Mitte-Kantonsrat Roger Wiederkehr möchte, dass etwas gegen den Fachkräftemangel unternommen wird - auch indem die Übertrittsquoten in die Gymnasien gesenkt werden.

Am 24. November 2020 haben Kurt Balmer und ich sowie 13 Mitunterzeichnende eine Motion betreffend Steuerungsmassnahmen für eine Gymnasialhöchstquote eingereicht. Der Regierungsrat hat diese mit seinem Bericht und Antrag vom 10. Mai 2022 beantwortet. Braucht es überhaupt Steuerungsmassnahmen beim Übertrittsverfahren von der Primar- in die Kantonsschule?

Meine Antwort fällt mit einem klaren Ja aus. Auch der Regierungsrat führt es in seinem Bericht und Antrag sehr gut aus und zeigt mehrere Gründe dafür auf. Die Zuweisungen ans Langzeitgymnasium steigen im Kanton Zug kontinuierlich und dies ist nicht der Leistungsfähigkeit der Schülerinnen und Schüler geschuldet, sondern dem Übertrittsverfahren.
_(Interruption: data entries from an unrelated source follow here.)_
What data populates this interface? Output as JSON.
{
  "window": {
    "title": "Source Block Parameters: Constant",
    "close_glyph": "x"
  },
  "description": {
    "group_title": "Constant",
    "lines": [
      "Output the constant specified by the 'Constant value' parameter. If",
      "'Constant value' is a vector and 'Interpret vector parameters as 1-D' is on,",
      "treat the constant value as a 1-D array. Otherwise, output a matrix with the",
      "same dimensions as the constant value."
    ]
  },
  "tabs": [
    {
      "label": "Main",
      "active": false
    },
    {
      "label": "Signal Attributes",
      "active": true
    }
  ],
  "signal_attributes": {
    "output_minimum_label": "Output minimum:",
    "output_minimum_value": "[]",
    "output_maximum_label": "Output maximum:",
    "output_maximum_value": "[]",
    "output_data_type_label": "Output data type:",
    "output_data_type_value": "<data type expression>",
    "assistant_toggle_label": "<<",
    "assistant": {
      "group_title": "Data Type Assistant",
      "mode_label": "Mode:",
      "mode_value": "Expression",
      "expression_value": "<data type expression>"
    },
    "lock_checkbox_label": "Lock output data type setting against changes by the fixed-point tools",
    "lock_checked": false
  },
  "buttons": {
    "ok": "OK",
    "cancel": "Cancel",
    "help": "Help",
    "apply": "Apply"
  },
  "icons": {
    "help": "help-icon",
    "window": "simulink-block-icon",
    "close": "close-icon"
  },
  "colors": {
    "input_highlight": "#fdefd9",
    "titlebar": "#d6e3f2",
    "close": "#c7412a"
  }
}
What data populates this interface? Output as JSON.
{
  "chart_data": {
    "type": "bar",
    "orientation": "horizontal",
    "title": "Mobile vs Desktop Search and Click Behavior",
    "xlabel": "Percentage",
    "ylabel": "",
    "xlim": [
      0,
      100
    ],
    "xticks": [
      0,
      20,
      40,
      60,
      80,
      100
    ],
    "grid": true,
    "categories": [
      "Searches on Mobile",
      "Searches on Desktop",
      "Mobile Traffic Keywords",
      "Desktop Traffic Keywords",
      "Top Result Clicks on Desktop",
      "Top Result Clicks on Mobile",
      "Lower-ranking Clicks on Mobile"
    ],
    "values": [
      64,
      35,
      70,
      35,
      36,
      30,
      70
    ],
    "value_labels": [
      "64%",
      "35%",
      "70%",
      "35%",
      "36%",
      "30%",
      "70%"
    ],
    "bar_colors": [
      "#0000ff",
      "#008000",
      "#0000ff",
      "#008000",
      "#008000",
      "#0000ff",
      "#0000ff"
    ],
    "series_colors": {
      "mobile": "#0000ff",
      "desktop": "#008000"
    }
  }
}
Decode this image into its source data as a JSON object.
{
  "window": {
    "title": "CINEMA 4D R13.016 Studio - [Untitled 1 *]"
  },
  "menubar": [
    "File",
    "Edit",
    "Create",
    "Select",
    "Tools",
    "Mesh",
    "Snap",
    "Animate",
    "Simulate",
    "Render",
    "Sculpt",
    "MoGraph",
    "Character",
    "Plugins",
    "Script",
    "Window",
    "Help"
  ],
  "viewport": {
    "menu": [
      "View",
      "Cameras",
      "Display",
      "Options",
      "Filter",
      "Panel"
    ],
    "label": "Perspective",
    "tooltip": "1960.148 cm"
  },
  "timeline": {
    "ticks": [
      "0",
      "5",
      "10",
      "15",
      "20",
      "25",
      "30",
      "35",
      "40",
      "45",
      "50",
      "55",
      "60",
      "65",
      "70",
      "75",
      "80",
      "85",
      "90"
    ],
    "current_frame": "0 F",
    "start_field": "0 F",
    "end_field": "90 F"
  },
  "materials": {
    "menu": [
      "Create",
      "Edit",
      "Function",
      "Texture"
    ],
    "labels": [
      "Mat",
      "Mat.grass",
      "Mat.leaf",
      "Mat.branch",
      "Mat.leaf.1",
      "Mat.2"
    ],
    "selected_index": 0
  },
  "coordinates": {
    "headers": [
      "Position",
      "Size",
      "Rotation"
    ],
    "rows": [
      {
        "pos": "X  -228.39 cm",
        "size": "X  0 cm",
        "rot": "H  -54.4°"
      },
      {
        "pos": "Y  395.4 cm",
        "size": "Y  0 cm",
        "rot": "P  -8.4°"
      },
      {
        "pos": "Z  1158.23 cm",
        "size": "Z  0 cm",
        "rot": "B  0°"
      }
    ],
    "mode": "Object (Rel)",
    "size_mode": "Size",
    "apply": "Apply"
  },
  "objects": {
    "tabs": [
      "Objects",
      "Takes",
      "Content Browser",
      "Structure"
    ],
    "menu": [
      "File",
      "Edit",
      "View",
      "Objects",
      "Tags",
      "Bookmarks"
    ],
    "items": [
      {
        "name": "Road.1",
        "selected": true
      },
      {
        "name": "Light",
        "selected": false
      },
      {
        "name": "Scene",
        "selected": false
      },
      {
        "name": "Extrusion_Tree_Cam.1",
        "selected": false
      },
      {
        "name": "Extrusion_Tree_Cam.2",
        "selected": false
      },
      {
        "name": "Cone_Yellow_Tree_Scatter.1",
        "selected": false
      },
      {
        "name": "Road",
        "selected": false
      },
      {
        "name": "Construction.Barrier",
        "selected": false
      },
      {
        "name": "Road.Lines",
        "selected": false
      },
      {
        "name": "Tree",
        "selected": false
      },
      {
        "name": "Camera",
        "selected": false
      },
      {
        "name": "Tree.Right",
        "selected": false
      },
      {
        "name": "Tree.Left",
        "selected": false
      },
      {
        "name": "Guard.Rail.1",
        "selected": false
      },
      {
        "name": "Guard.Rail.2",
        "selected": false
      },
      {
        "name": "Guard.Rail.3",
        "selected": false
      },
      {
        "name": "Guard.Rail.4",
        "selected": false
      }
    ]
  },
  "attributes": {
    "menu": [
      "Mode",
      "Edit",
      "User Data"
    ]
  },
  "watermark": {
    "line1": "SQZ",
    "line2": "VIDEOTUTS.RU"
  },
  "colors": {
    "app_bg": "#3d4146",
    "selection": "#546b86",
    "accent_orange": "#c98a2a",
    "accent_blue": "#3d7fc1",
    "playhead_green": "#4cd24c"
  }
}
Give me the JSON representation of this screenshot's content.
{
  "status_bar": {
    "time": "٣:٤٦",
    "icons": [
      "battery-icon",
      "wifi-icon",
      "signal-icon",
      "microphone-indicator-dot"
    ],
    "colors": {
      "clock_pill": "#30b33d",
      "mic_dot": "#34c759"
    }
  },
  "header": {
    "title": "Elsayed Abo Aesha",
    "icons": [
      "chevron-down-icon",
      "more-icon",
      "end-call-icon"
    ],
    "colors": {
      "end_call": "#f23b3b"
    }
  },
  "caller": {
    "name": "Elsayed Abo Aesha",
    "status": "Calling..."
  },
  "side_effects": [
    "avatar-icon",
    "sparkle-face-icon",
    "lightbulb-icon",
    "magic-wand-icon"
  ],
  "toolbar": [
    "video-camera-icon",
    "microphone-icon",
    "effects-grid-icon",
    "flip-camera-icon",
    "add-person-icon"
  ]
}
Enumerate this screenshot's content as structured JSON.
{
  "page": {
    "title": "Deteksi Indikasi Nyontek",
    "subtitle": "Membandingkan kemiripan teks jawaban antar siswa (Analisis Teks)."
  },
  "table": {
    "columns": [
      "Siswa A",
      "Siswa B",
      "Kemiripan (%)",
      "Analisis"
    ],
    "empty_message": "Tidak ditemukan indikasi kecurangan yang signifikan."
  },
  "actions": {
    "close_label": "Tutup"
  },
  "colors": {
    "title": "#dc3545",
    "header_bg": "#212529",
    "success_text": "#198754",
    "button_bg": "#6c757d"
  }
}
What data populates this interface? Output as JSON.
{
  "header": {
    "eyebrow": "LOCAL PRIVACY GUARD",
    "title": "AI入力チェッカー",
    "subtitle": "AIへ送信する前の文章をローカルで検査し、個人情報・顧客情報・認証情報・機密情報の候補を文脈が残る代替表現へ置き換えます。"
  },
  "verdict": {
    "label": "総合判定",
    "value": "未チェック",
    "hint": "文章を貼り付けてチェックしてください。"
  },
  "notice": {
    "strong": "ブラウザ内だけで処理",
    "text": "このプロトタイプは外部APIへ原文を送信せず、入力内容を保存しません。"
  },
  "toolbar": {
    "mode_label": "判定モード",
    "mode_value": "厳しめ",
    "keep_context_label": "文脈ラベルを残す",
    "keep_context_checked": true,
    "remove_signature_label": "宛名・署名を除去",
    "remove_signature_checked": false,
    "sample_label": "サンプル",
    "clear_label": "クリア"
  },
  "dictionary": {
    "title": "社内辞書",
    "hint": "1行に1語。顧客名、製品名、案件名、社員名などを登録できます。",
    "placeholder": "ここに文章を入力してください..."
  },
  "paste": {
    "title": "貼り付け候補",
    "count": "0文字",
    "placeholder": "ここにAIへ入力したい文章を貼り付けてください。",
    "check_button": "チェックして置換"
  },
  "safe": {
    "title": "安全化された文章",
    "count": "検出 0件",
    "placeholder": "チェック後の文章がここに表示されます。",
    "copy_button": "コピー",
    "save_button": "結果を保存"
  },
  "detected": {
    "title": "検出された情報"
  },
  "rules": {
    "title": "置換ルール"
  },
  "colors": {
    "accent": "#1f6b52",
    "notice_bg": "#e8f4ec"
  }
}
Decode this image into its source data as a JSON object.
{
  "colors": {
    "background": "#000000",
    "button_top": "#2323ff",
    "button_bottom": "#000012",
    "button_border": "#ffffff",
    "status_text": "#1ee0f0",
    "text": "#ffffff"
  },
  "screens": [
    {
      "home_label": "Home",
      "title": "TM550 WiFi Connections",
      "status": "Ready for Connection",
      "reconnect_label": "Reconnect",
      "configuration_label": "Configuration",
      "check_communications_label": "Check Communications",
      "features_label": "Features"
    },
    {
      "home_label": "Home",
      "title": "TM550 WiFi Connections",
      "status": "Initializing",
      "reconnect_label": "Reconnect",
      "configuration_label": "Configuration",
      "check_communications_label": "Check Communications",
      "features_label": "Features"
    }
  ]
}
Die Zuweisungen an die Kanti steigen unaufhörlich an: Waren es im Jahr 2017 18,8 Prozent, sind es im Jahr 2022 25,5 Prozent. Zählt man die Privatschulen dazu, sind es in diesem Jahr sogar 28,4 Prozent Gymnasialzuweisungen. Mit dem bestehenden prüfungsfreien Verfahren gelingt es nicht, den Zugang zum Langzeitgymnasium zu steuern. Dies gefährdet die allseits geschätzte Bildungsvielfalt und schmälert die Bildungschancen.

Uns Motionären geht es darum, den dualen Bildungsweg zu stärken. Wir benötigen zusätzliche talentierte Köpfe auch auf dem Weg zur Ausbildung über die Lehre. Die Anforderungen in den Lehrberufen sind nach meiner Erfahrung gestiegen und dies braucht auch leistungsstarke Auszubildende. Der lange diskutierte Fachkräftemangel schlägt voll durch.

Wir brauchen nun Mut zur Steuerung unserer Bildungsvielfalt, da es das heutige Übertrittsverfahren nicht tut. Wenn Sie sich im Gewerbe umhören, sind wir dringend auf Fachkräfte angewiesen. Ich meine, mittelmässige Akademiker bringen unserer Wirtschaft nicht sehr viel, gute Fachkräfte bringen uns weiter. Was sicher noch zu wenig bekannt ist und mehr aufgezeigt werden muss, ist, dass auch über eine Lehre Karriere gemacht werden kann.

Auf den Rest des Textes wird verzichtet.